Urethral diverticulum presenting as a scrotal mass in a paraplegic male: Report of a case and review of the literature.

Male urethral diverticula are rare and can be congenital or acquired. We report a case of acquired urethral diverticulum presenting as a scrotal mass in a paraplegic male. On physical examination, the scrotal mass mimicked a primary intrascrotal lesion. However, on retrograde urethrography, the correct diagnosis was made. The patient had a small incontinent spastic bladder with a history of prolonged catheterization. Eventually, the urethral diverticulum was excised including the affected segment of bulbous urethra. Pathologic examination revealed the diverticulum wall lined by granulation and chronic inflammatory tissue.

INTRODUCTION

A urethral diverticulum may be defined as a sac-like protrusion or pocket, which is continuous with the lumen of the urethra. Male urethral diverticula are rare and can be congenital or acquired [1]. Congenital diverticula are usually located on the ventral surface of the penile urethra, whereas acquired diverticula may be found anywhere along the urethra The peno-scrotal junction is the most common site for anterior urethral diverticula [2]. They may pass fascial planes and present as primary intrascrotal lesions [3, 4]. They may result from injury or infection, and long-term indwelling catheters were also accused as a causative factor [4, 5].

CASE REPORT

A 73-year-old man presented with a 4-cm scrotal mass in the peno-scrotal junction. He became a paraplegic following a traffic accident 40-years earlier. During this period, the patient has suffered total urinary incontinence and this complaint was treated with external condom catheter applications. He mentioned that he had undergone multiple prolonged urethral catheterizations during this 40-year-period and noticed a scrotal enlargement that continued for the last 4-weeks. On admission, a palpable mass was noticed in the right hemiscrotum extending to the peno-scrotal junction. A urine culture showed no bacterial or other growth. Retrograde urethrography (RUG) revealed an anterior diverticulum (Fig. 1). The patient underwent open diverticulectomy (Figs. 2 and 3). The affected segment of bulbous urethra was also excised and a primary urethroplasty was performed over a transurethral catheter (Fig. 4). The pathologic examination revealed the diverticulum wall lined by granulation tissue. A chronic inflammatory process was also defined.

Fig. 1

Retrograde urethrogram showing the urethral diverticulum. Extension of contrast medium into a spherical diverticulum arising from the bulbous urethra was noticed (UB: Urinary bladder).

Fig. 2

Diverticulum located in bulbous urethra.

Fig. 3

Diverticulectomy specimen.

Fig. 4

Urethroplasty was performed following diverticulectomy.

DISCUSSION

On histopathological evaluation, acquired diverticula are generally lined by granulation tissue, whereas congenital diverticula are lined by epithelium [6]. In both type of diverticula, patients may be asymptomatic or present with lower urinary tract symptoms (LUTS) [7]. Rarely, as in our case, the diverticulum may initially present as a scrotal mass. Paralyzed male patients are sometimes treated with long-term or clean intermittent catheterization (CIC) in order to eliminate urinary incontinence and urinary stasis. However, in the long-term period, trauma or infection induced by those catheters may irreversibly injure the urethral wall and cause stricture, fistula, and, to a lesser extent, diverticulum. Although there was no history of long-term catheterization or CIC in our case, diverticulum was diagnosed in the absence of a urinary tract infection. Our hypothesis for our patient was that, multiple catheterization procedures during the course of the primary disease (neurogenic bladder) might lead to micro trauma in the urethral wall and finally result in the formation of a clinically apparent urethral diverticulum. In differential diagnosis of a scrotal mass in a paralyzed male, especially when a urinary tract infection was observed, epididymo-orchitis and urethro-scrotal abscess should also be suspected.

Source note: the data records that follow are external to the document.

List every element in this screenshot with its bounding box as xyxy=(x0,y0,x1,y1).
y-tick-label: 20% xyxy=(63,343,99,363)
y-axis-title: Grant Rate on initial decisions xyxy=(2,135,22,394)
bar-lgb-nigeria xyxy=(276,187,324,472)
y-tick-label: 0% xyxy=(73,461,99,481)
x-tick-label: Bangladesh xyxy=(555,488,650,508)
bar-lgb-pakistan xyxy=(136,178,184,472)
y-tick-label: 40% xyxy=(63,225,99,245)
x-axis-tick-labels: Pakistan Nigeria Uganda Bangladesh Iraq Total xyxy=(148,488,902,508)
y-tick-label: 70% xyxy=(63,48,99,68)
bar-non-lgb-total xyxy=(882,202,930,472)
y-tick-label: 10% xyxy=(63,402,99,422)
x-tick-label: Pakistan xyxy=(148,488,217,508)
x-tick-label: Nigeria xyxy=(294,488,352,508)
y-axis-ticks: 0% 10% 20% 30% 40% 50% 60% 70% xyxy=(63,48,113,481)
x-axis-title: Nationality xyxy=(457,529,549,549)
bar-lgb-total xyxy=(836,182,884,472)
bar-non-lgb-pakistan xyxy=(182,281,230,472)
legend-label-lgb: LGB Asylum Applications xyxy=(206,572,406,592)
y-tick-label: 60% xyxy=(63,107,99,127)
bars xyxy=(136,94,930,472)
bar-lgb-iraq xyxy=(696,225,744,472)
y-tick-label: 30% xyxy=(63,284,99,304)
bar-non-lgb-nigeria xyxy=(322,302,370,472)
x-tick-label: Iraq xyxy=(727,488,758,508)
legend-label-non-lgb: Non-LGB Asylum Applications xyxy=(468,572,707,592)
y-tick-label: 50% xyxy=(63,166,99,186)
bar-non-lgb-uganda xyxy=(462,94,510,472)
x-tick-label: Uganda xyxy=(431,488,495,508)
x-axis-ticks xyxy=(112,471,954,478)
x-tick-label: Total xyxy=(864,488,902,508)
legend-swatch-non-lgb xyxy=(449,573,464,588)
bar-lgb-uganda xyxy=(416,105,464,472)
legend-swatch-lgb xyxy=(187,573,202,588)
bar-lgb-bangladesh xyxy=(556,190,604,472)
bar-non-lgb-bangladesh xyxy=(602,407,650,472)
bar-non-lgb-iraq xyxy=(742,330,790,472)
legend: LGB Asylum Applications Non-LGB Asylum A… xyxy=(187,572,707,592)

In 1996, Garris et al. reported a case with large urethral diverticulum that presented as a scrotal tracer collection on renal scintigraphic evaluation [4]. Consequently, Parvey et al. reported a debilitated male case that had a urethral diverticulum [8]. Afterwards, De Filippo et al. presented a 53-year-old male with a giant acquired urethral diverticulum [9]. This scrotal mass had been excised with a perineal incision. Recently, Ho et al. reported a 71-year-old man presented with a huge scrotal mass. A 6-cm acquired diverticulum with stone formation was seen and operated successfully [7].

CONCLUSION

Especially anterior urethral diverticula originating from bulbous urethra may clinically simulate primary intrascrotal mass lesions. The accurate diagnosis requires a careful imaging study. In clinical suspicion, RUG should be kept in mind as a gold standard method in the diagnosis of a urethral diverticulum. When diagnosed, open diverticulectomy including urethroplasty might successfully be performed as in our case.